“You can’t be in here!” she said quickly, darting a glance at the rest of the kitchen help.
“I’ll leave when you answer me!”
“Oh, gosh . . . !”
She rushed him out of the kitchen. Time was of the essence. She could get fired, even though the manager liked her.
“What do you mean, what did I tell her?” she asked under her breath.
“You said I was planning to take her someplace this afternoon! I am not, the hell, taking her anywhere. I’m working!”
She gave him a speaking glance. “If you don’t take her someplace, Dean will!” she said harshly. “He asked her to go with him to the dig, just the two of them. So I told her you might be planning to take her somewhere, so she wouldn’t try to sneak off with him!”
He looked shocked. He blinked. “She didn’t say that.”
“She doesn’t tell you a lot of things, does she?” she asked shortly. “She’s a lovely, sweet child, and you’re too busy to notice! One day you’ll wake up and she’ll be grown and getting married or working somewhere in a profession!”
He hesitated.
“I don’t have time for this. I have to finish the lunch menu!” Essa said, and started to leave.

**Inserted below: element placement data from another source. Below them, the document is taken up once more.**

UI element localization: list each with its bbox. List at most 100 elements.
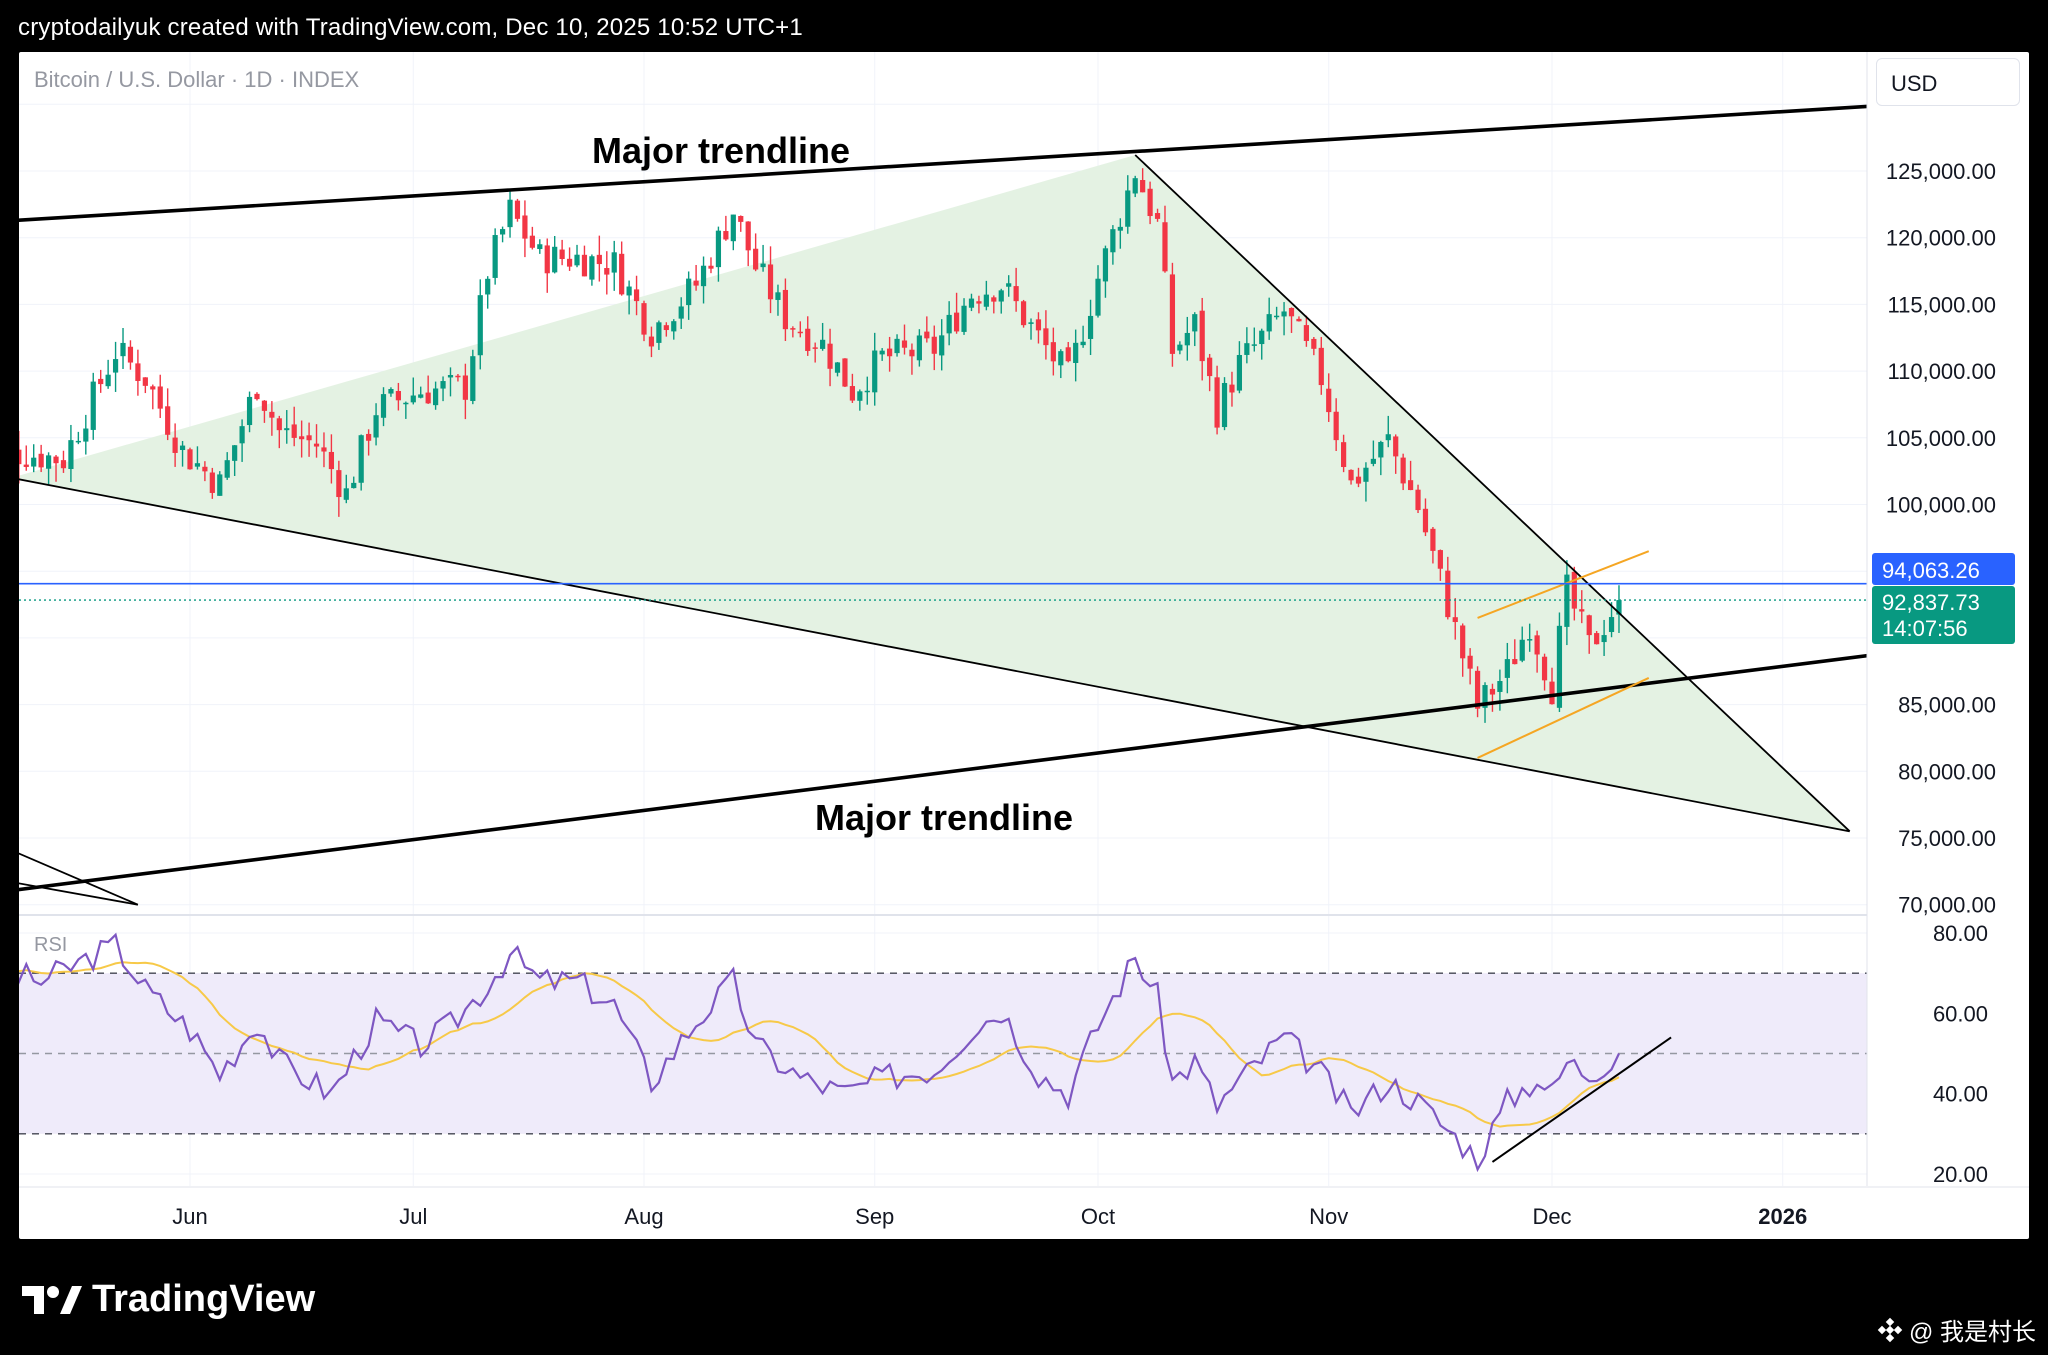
candle [1184, 316, 1190, 361]
candle [991, 295, 997, 314]
rsi-tick-label: 20.00 [1933, 1162, 1988, 1187]
candle [1341, 434, 1347, 473]
major-trendline-top[interactable] [0, 104, 1902, 224]
candle [767, 246, 774, 314]
candle [872, 332, 878, 406]
candle [1437, 549, 1443, 581]
candle [1073, 329, 1079, 382]
candle [574, 244, 580, 268]
candle [112, 341, 119, 392]
candle [1601, 619, 1607, 656]
candle [1229, 371, 1235, 407]
candle [849, 373, 855, 403]
falling-wedge-fill [19, 155, 1850, 832]
candle [1541, 653, 1548, 691]
price-axis[interactable]: 125,000.00 120,000.00 115,000.00 110,000.00… [1886, 159, 1996, 918]
candle [1348, 469, 1354, 485]
candle [723, 215, 729, 241]
rsi-tick-label: 40.00 [1933, 1082, 1988, 1107]
candle [998, 288, 1004, 314]
candle [1087, 299, 1094, 356]
candle [1355, 467, 1362, 488]
candle [1080, 325, 1086, 348]
candle [820, 322, 826, 351]
candle [1281, 302, 1287, 336]
candle [142, 377, 148, 394]
older-trendline-1[interactable] [0, 825, 139, 906]
candle [1318, 336, 1324, 395]
major-trendline-bottom[interactable] [0, 651, 1902, 898]
candle [1169, 262, 1176, 367]
candle [455, 374, 461, 382]
candle [485, 276, 491, 309]
price-tick-label: 105,000.00 [1886, 426, 1996, 451]
candle [1504, 642, 1510, 694]
candle [194, 446, 201, 470]
trendlines[interactable] [0, 104, 1902, 906]
tradingview-wordmark: TradingView [92, 1278, 316, 1320]
candle [700, 256, 707, 304]
channel-lower-line[interactable] [1477, 677, 1650, 759]
candle [269, 401, 275, 436]
candle [1460, 623, 1466, 677]
line-price-value: 94,063.26 [1882, 558, 1980, 583]
candle [343, 474, 349, 504]
candle [745, 221, 751, 267]
candle [19, 430, 22, 484]
candle [1006, 275, 1012, 297]
candles[interactable] [0, 168, 1622, 723]
candle [1407, 460, 1414, 491]
bar-countdown: 14:07:56 [1882, 616, 1968, 641]
candle [604, 251, 610, 295]
candle [1571, 566, 1577, 621]
currency-selector[interactable]: USD [1876, 58, 2020, 106]
line-price-badge [1872, 553, 2015, 585]
candle [1095, 265, 1101, 318]
candle [864, 376, 870, 405]
candle [246, 391, 253, 433]
candle [1035, 312, 1042, 344]
time-tick-label: 2026 [1758, 1204, 1807, 1229]
candle [857, 389, 863, 411]
candle [522, 200, 528, 258]
candle [53, 454, 59, 482]
candle [797, 321, 803, 338]
candle [648, 326, 655, 358]
candle [827, 328, 833, 387]
rsi-axis[interactable]: 80.00 60.00 40.00 20.00 [1933, 921, 1988, 1187]
older-trendline-2[interactable] [0, 871, 139, 906]
time-tick-label: Nov [1309, 1204, 1348, 1229]
candle [1132, 175, 1138, 198]
candle [1154, 208, 1161, 222]
candle [98, 369, 104, 393]
candle [1400, 453, 1406, 491]
wedge-lower-line[interactable] [11, 478, 1850, 833]
candle [916, 329, 922, 367]
candle [1147, 181, 1153, 225]
time-tick-label: Jul [399, 1204, 427, 1229]
candle [782, 278, 789, 341]
wedge-upper-line[interactable] [1134, 154, 1851, 832]
price-tick-label: 125,000.00 [1886, 159, 1996, 184]
candle [83, 414, 89, 455]
tradingview-logo: TradingView [22, 1278, 315, 1321]
channel-upper-line[interactable] [1477, 550, 1650, 619]
candle [1274, 306, 1280, 320]
rsi-trendline[interactable] [1491, 1036, 1672, 1163]
candle [1422, 498, 1429, 537]
candle [351, 476, 357, 489]
time-tick-label: Oct [1081, 1204, 1115, 1229]
candle [1467, 648, 1473, 685]
price-tick-label: 115,000.00 [1888, 292, 1996, 317]
candle [1192, 312, 1198, 347]
candle [1199, 297, 1205, 381]
candle [127, 340, 134, 370]
candle [805, 316, 811, 356]
candle [1288, 307, 1295, 333]
trendline-label-bottom: Major trendline [815, 797, 1073, 838]
candle [395, 382, 401, 411]
time-axis[interactable]: Jun Jul Aug Sep Oct Nov Dec 2026 [172, 1204, 1807, 1229]
candle [1594, 630, 1600, 645]
candle [45, 452, 52, 485]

He pulled her back around gently by one arm. “All right, I’ll take her somewhere,” he muttered. “But you have to come, too.”
Her eyes widened like saucers. “Why?”
He gave her a glowering look. “Because if you’re still here, he’ll probably substitute you for her,” he said shortly.

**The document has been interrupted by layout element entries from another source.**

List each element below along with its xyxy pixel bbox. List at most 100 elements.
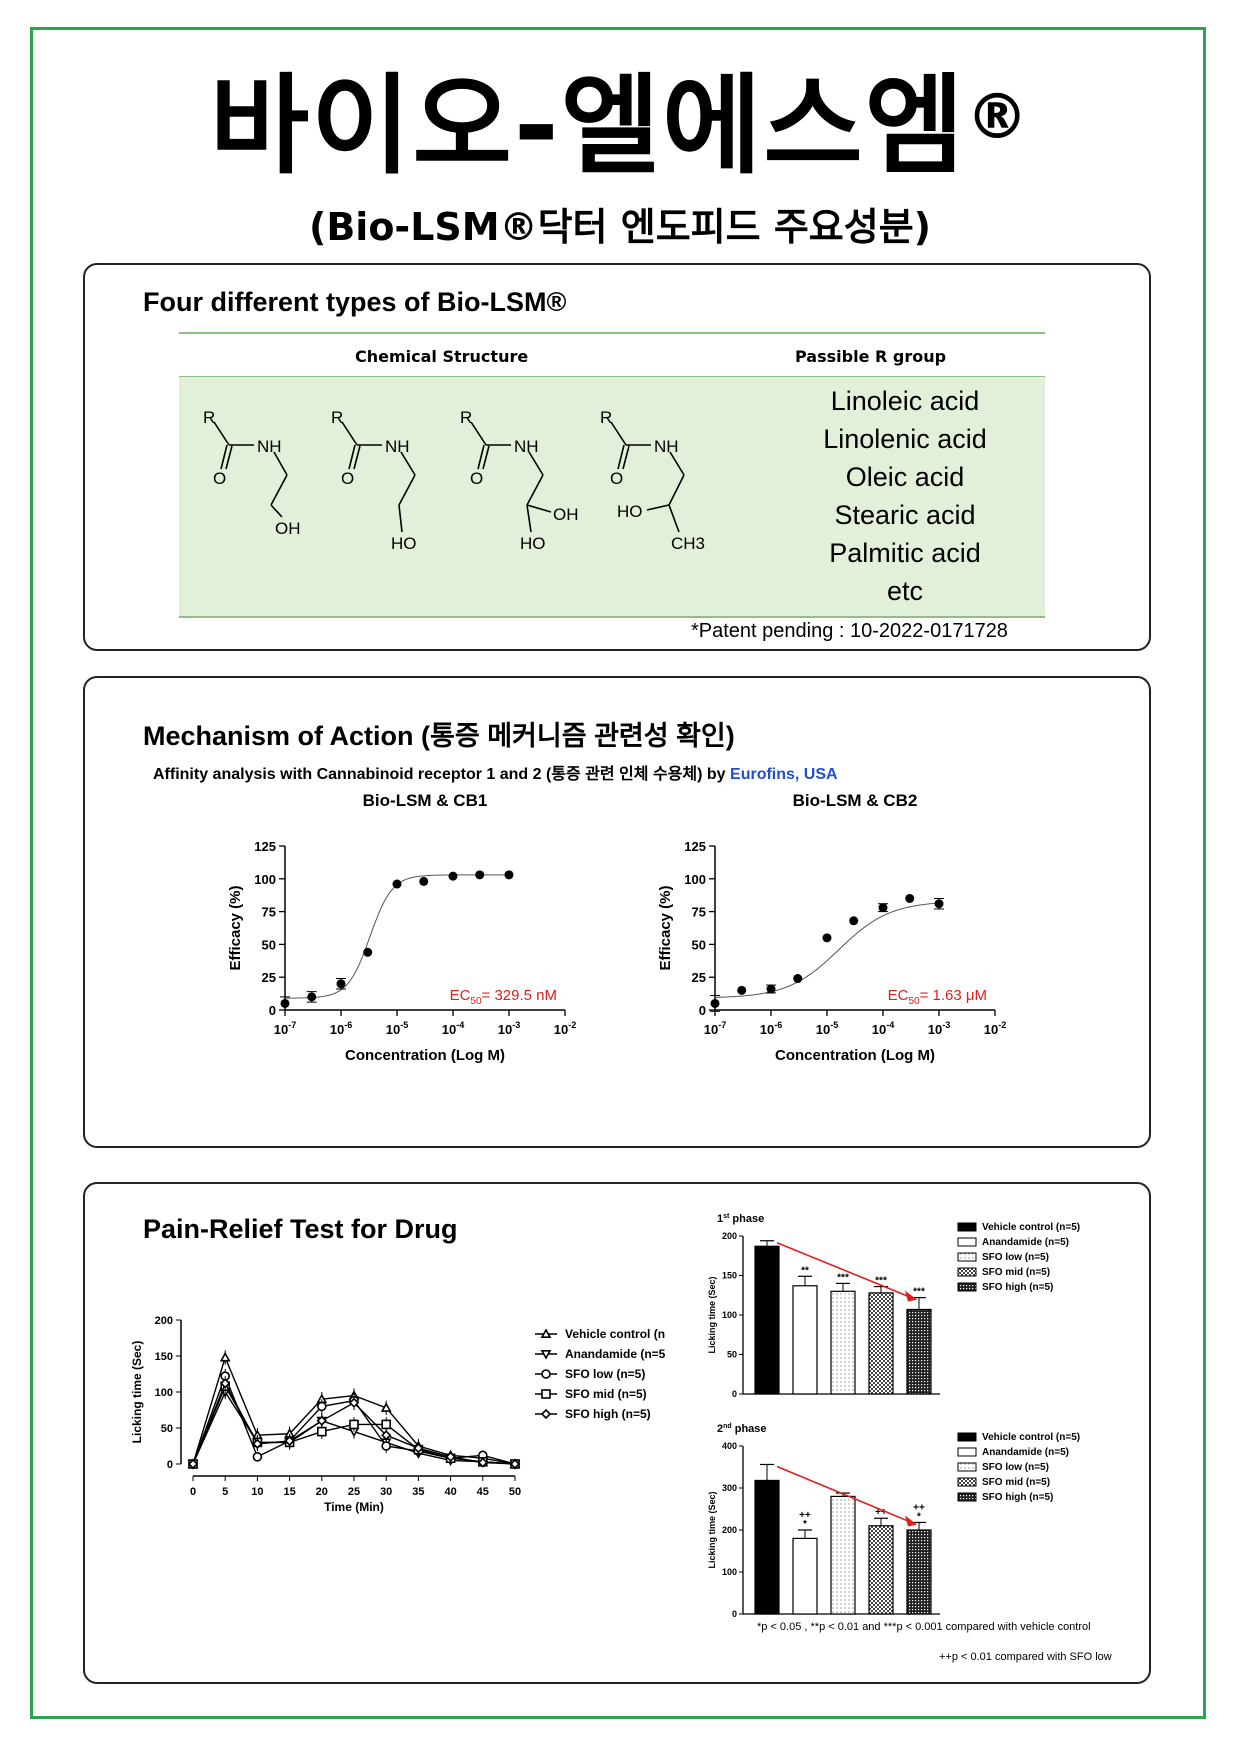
significance-label: ++ [799, 1510, 811, 1521]
significance-label: *** [875, 1276, 887, 1287]
struct4-o: O [610, 469, 623, 488]
legend-swatch [957, 1477, 977, 1487]
bar [792, 1537, 818, 1615]
y-axis-label: Efficacy (%) [227, 885, 244, 970]
x-tick-label: 10-6 [760, 1020, 783, 1037]
bar [830, 1495, 856, 1615]
fit-curve [715, 902, 940, 998]
legend-swatch [957, 1222, 977, 1232]
significance-label: *** [913, 1287, 925, 1298]
types-panel-title: Four different types of Bio-LSM® [143, 287, 567, 317]
marker-triangle-up [219, 1351, 231, 1362]
x-tick-label: 10-2 [984, 1020, 1007, 1037]
y-tick-label: 200 [722, 1231, 737, 1241]
rgroup-item: Oleic acid [845, 462, 965, 492]
struct2-nh: NH [385, 437, 410, 456]
data-point [336, 979, 346, 989]
legend-swatch [957, 1252, 977, 1262]
legend-swatch [957, 1237, 977, 1247]
struct1-oh: OH [275, 519, 301, 538]
marker-square [317, 1426, 327, 1437]
data-point [392, 879, 402, 889]
rgroup-item: Linolenic acid [823, 424, 987, 454]
y-axis-label: Licking time (Sec) [130, 1341, 144, 1444]
x-tick-label: 10-2 [554, 1020, 577, 1037]
x-axis-label: Concentration (Log M) [775, 1047, 935, 1064]
legend-label: Anandamide (n=5) [982, 1237, 1069, 1248]
y-axis-label: Licking time (Sec) [707, 1491, 717, 1568]
trend-arrow [776, 1241, 910, 1298]
bar [906, 1529, 932, 1615]
marker-triangle-down [540, 1349, 552, 1360]
y-tick-label: 0 [269, 1003, 276, 1018]
x-tick-label: 15 [283, 1486, 295, 1498]
data-point [475, 870, 485, 880]
data-point [307, 992, 317, 1002]
y-tick-label: 75 [692, 905, 706, 920]
data-point [849, 916, 859, 926]
data-point [822, 933, 832, 943]
pain-panel: Pain-Relief Test for Drug 0 50 100 150 200 0 5… [83, 1182, 1151, 1684]
y-tick-label: 200 [155, 1315, 173, 1327]
legend-label: Anandamide (n=5) [982, 1447, 1069, 1458]
marker-diamond [284, 1435, 295, 1447]
chart-title: Bio-LSM & CB2 [793, 791, 918, 810]
data-point [878, 903, 888, 913]
legend-label: SFO high (n=5) [982, 1492, 1053, 1503]
col-header-structure: Chemical Structure [355, 347, 529, 366]
legend-swatch [957, 1492, 977, 1502]
legend-swatch [957, 1432, 977, 1442]
marker-circle [381, 1441, 392, 1451]
marker-diamond [348, 1397, 360, 1408]
struct3-oh2: HO [520, 534, 546, 553]
legend-label: Vehicle control (n=5) [565, 1327, 665, 1341]
fit-curve [285, 874, 509, 999]
pain-panel-title: Pain-Relief Test for Drug [143, 1214, 458, 1244]
eurofins-link[interactable]: Eurofins, USA [730, 766, 838, 783]
y-tick-label: 100 [254, 872, 276, 887]
marker-diamond [540, 1408, 552, 1420]
data-point [504, 870, 514, 880]
bar [868, 1292, 894, 1395]
x-tick-label: 10-7 [704, 1020, 727, 1037]
legend-label: SFO low (n=5) [565, 1367, 645, 1381]
col-header-rgroup: Passible R group [795, 347, 947, 366]
trend-arrow [776, 1465, 910, 1523]
significance-label: * [917, 1511, 921, 1522]
x-axis-label: Time (Min) [324, 1500, 384, 1514]
x-tick-label: 45 [477, 1486, 489, 1498]
legend-swatch [957, 1267, 977, 1277]
struct2-o: O [341, 469, 354, 488]
significance-label: ++ [875, 1507, 887, 1518]
legend-swatch [957, 1282, 977, 1292]
cb2-chart: Bio-LSM & CB2 0 25 50 75 100 125 10-7 10-6 10-5 10… [657, 791, 1007, 1064]
significance-label: *** [837, 1272, 849, 1283]
struct3-r: R [460, 408, 472, 427]
legend-label: SFO low (n=5) [982, 1462, 1049, 1473]
significance-label: * [803, 1519, 807, 1530]
rgroup-list: Linoleic acid Linolenic acid Oleic acid … [765, 382, 1045, 610]
rgroup-item: Stearic acid [834, 500, 976, 530]
x-tick-label: 25 [348, 1486, 360, 1498]
bar [906, 1308, 932, 1395]
x-tick-label: 5 [222, 1486, 228, 1498]
struct2-oh: HO [391, 534, 417, 553]
rgroup-item: Palmitic acid [829, 538, 981, 568]
y-tick-label: 0 [699, 1003, 706, 1018]
x-tick-label: 10-7 [274, 1020, 297, 1037]
y-tick-label: 75 [262, 905, 276, 920]
data-point [934, 899, 944, 909]
struct4-nh: NH [654, 437, 679, 456]
marker-circle [252, 1452, 263, 1462]
struct4-ch3: CH3 [671, 534, 705, 553]
patent-note: *Patent pending : 10-2022-0171728 [691, 620, 1008, 642]
legend-label: Anandamide (n=5) [565, 1347, 665, 1361]
trend-arrowhead [905, 1290, 917, 1302]
marker-diamond [220, 1378, 231, 1389]
marker-diamond [381, 1430, 392, 1441]
bar [868, 1525, 894, 1615]
y-tick-label: 0 [167, 1459, 173, 1471]
table-body [179, 377, 1045, 617]
x-axis-label: Concentration (Log M) [345, 1047, 505, 1064]
significance-label: ** [801, 1265, 809, 1276]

“He hasn’t talked to me today.”
“That doesn’t mean he won’t,” he said doggedly. “You can’t go anywhere with him alone. Not you or Mellie.”
“But he’s such a nice man! Why?” “I wish I could. It
“I can’t tell you,” he said shortly. “I wish I could. It would make matters a lot clearer.”
She drew in a quick breath. “All right. Where are we going, then?” she asked curtly.
“Someplace . . .” He stopped dead. He didn’t know. “It’s a surprise!” he said. “It’s a birthday surprise,” he added.
Her eyebrows arched. “Whose birthday is it?”
“Somebody’s,” he said. He thought. “My great-uncle’s.”
“Oh. Does he live here?”
“He died two years ago.”
“But we’re celebrating his birthday . . . ?”
“Nobody knows he’s dead but me. So we’re going to see him and eat cake,” he said stubbornly.
“In the cemetery?!”
“Get out of here,” he muttered.
She tugged at her arm, which he was still holding.
“If you don’t come, Mellie will refuse to go,” he added.